Commenting on the company’s potential to be involved in the future SEA 5000 project, Rob Madders, Rolls-Royce general manager, naval marine Australia and New Zealand, said its involvement looks promising if BAE Systems is selected as the successful SEA 5000 designer.
"The selection of our mission bay handling technology for the Type 26 means the ship will be able to adapt easily for any mission, giving the Navy the ultimate flexibility over many decades of operation," said Madders.
"Should the Global Combat Ship be selected by Australia, then I’m confident our technology would play a big part in future-proofing the fleet so it can meet the ever-changing demands of a modern navy."
Rolls-Royce is working alongside BAE Systems Australia in its proposal for a variant of the Type 26, Global Combat Ship – Australia (GCS-A), to be selected for the Royal Australian Navy’s SEA 5000 program. In December 2017, the company committed to the BAE Systems Power and Propulsion Team, an initiative that will enable Rolls-Royce and other original equipment manufacturers to transfer technology and IP to Australian industry through the SEA 5000 program.
"We’re offering a wide range of technology to the GCS-A, including the majority of the propulsion system and our innovative mission bay handling system. The SEA 5000 project will transform Australia’s naval capability, and we have no doubt that our proven technology can play a big part in determining that future capability," said Madders.
"We’re currently in advanced discussions with several Australian companies to develop a local industrial supply chain that can be mobilised quickly should the GCS-A be selected.

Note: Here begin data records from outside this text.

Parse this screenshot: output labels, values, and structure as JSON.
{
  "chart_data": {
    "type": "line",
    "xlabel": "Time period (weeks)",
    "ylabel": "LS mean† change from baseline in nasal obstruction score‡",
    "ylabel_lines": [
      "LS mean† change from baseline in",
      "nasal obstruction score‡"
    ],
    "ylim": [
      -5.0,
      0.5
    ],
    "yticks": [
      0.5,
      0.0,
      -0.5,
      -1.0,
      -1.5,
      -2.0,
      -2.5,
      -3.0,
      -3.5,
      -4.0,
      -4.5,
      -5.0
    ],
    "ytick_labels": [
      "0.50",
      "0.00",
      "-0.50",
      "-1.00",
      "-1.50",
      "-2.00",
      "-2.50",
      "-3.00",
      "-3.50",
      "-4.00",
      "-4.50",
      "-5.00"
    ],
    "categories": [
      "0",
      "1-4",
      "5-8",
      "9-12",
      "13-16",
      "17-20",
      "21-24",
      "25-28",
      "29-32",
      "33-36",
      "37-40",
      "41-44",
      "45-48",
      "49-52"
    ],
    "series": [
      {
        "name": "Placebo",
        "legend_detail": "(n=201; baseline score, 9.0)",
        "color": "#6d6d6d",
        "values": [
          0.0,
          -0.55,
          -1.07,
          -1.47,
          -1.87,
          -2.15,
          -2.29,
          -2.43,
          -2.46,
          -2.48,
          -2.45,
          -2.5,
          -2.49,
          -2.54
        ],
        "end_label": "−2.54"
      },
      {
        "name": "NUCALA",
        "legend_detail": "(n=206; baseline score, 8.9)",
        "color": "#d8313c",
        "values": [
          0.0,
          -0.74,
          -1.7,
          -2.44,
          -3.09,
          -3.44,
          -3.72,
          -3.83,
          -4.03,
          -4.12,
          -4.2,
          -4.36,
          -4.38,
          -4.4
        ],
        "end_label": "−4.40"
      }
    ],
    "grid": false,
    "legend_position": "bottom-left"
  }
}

We have identified a shortlist of Australian companies for the local manufacture of Rolls-Royce products, and plan to announce our partners within weeks.
"These companies will collectively offer a range of capabilities that includes ship-to-ship refuelling at sea equipment, the mission bay handling system, propellers, steering gear and stabilisers and the complex steel enclosure which houses the MT30 gas turbine and its support auxiliaries. We are seeing an unprecedented demand for the MT30 gas turbine from leading naval forces around the world and believe the Australian industry will be well placed to take advantage of this allied nation commonality, by providing gas turbine packaging and integration to allied navies as part of our global supply chain. We are also investigating providing other items of systems equipment into SEA 5000, which will have a high Australian manufacturing content."
Rolls-Royce is also delivering the majority of the hybrid propulsion system for the UK’s Type 26 GCS. Power will come from a single MT30 gas turbine, providing direct drive through a gear box, and four MTU Series 4000 diesel generator sets from Rolls-Royce Power Systems. The company will also supply two fixed bolted propellers to each ship, designed to meet extremely challenging underwater-radiated noise requirements, suited to the ships’ key role of anti-submarine warfare.